Choi Yoon Sung, Lee Kyung Eun
Department of Clinical Laboratory Science, College of Health Sciences, Catholic University of Pusan, Busan, Korea.
J Cancer Prev. 2015 Dec;20(4):268-74. doi: 10.15430/JCP.2015.20.4.268. Epub 2015 Dec 30.
A microRNA, miR-34a, plays a key role in inhibiting cellular transformation and carcinogenesis by controlling cell cycle regulation and cell proliferation in various human tumors. However, miR-34a has rarely been reported in endometrial cancer research in Korea. This study was undertaken to analyze miR-34a expression in simple endometrial hyperplasia and endometrial cancer, and to evaluate the relationship between expression of miR-34a and p16 and Ki-67 proteins in endometrial cancers.
A retrospective study was carried out on 66 formalin-fixed, paraffin-embedded tissues with simple endometrial hyperplasia (31 cases) and endometrial cancer (35 cases) patients. These were analyzed for miR-34a expression by quantitative real-time PCR, and the expression of p16 and Ki-67 proteins in endometrial cancers was evaluated by immunohistochemistry.
The miR-34a expression level was lower in endometrial cancer tissues (-0.71 ± 3.90) than in simple endometrial hyperplasia tissues (2.68 ± 8.62). The endometrial hyperplasia tissues showed underexpression of miR-34a in 13 of the 31 cases (41.9%) while the endometrial cancer tissues showed underexpression of miR-34a in 24 of 35 cases (68.6%). Thus, miR-34a was significantly underexpressed in endometrial cancer tissues when compared endometrial hyperplasia tissues (P = 0.046). Overexpression of p16 was detected in 25 (71.4%) and Ki-67 immunoreactivity was detected in 27 (77.1%) of the 35 endometrial cancers. Although not statistically significant, the frequency of p16 and Ki-67 overexpression tended to be lower in the cases with miR-34a underexpression than in cases with miR-34a overexpression.

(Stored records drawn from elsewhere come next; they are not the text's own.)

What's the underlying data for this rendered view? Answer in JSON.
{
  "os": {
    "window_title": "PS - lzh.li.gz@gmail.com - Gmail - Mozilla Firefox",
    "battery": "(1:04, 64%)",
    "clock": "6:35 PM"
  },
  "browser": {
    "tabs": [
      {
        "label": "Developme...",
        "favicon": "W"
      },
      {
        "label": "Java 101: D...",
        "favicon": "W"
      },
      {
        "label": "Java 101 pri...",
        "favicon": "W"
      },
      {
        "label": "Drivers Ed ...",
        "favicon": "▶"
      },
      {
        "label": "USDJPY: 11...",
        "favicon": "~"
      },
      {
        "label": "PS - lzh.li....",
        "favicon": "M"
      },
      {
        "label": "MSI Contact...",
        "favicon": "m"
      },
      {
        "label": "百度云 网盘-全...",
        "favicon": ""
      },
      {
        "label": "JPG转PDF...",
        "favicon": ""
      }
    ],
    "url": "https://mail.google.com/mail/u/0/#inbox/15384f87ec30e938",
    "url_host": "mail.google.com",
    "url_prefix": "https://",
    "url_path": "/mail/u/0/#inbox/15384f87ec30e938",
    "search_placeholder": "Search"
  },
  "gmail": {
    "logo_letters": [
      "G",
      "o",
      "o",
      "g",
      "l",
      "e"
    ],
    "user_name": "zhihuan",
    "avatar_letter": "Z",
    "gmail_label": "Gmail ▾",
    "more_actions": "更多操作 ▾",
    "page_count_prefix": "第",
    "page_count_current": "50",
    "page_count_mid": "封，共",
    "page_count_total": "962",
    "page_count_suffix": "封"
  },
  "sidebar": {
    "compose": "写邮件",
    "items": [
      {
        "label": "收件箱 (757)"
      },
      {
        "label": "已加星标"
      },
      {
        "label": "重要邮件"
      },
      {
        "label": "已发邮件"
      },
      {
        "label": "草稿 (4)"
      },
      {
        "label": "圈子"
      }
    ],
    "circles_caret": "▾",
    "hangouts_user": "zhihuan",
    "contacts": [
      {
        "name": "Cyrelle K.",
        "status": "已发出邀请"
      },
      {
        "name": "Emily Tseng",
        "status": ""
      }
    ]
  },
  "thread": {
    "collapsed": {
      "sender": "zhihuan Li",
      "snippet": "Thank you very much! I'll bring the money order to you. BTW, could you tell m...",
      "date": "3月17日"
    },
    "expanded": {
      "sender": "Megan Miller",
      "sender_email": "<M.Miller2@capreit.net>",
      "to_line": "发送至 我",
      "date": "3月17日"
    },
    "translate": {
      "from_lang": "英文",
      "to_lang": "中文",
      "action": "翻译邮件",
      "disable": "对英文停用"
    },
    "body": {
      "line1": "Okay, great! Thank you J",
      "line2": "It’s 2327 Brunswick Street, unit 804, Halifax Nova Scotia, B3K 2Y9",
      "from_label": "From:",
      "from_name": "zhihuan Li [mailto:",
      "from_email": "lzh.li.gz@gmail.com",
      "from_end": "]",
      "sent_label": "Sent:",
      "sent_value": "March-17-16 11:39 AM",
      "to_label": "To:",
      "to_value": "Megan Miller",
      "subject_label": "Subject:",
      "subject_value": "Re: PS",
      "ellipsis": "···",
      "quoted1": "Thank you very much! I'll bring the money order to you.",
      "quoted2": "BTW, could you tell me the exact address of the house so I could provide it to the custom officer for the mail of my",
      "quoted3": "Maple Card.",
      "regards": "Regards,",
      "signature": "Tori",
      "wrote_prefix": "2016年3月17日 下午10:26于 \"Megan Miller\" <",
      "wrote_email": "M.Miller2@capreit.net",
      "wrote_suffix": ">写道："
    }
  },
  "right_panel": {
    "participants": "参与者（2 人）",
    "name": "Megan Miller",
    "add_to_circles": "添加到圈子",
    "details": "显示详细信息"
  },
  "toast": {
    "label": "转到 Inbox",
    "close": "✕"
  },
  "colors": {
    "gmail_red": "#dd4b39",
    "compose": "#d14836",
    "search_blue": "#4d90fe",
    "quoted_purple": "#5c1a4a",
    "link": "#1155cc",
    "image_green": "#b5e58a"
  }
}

These findings suggest that underexpression of miR-34a might be involved in endometrial carcinogenesis. Further studies are needed to define the relationship between miR-34a expression and tissue specific protein expression.
微小RNA miR-34a通过控制多种人类肿瘤的细胞周期调控和细胞增殖,在抑制细胞转化和致癌过程中发挥关键作用。然而,在韩国的子宫内膜癌研究中,miR-34a鲜有报道。本研究旨在分析miR-34a在单纯性子宫内膜增生和子宫内膜癌中的表达情况,并评估子宫内膜癌中miR-34a表达与p16和Ki-67蛋白表达之间的关系。
对66例经福尔马林固定、石蜡包埋的组织进行回顾性研究,其中包括单纯性子宫内膜增生患者31例和子宫内膜癌患者35例。通过定量实时PCR分析这些组织中miR-34a的表达情况,并通过免疫组织化学评估子宫内膜癌中p16和Ki-67蛋白的表达。
子宫内膜癌组织中miR-34a的表达水平(-0.71±3.90)低于单纯性子宫内膜增生组织(2.68±8.62)。31例单纯性子宫内膜增生组织中有13例(41.9%)miR-34a表达不足,而35例子宫内膜癌组织中有24例(68.6%)miR-34a表达不足。因此,与单纯性子宫内膜增生组织相比,子宫内膜癌组织中miR-34a明显表达不足(P = 0.046)。在35例子宫内膜癌中,25例(71.4%)检测到p16过表达,27例(77.1%)检测到Ki-67免疫反应性。尽管无统计学意义,但miR-34a表达不足的病例中p16和Ki-67过表达的频率往往低于miR-34a过表达的病例。
这些发现表明,miR-34a表达不足可能参与子宫内膜癌的发生。需要进一步研究来确定miR-34a表达与组织特异性蛋白表达之间的关系。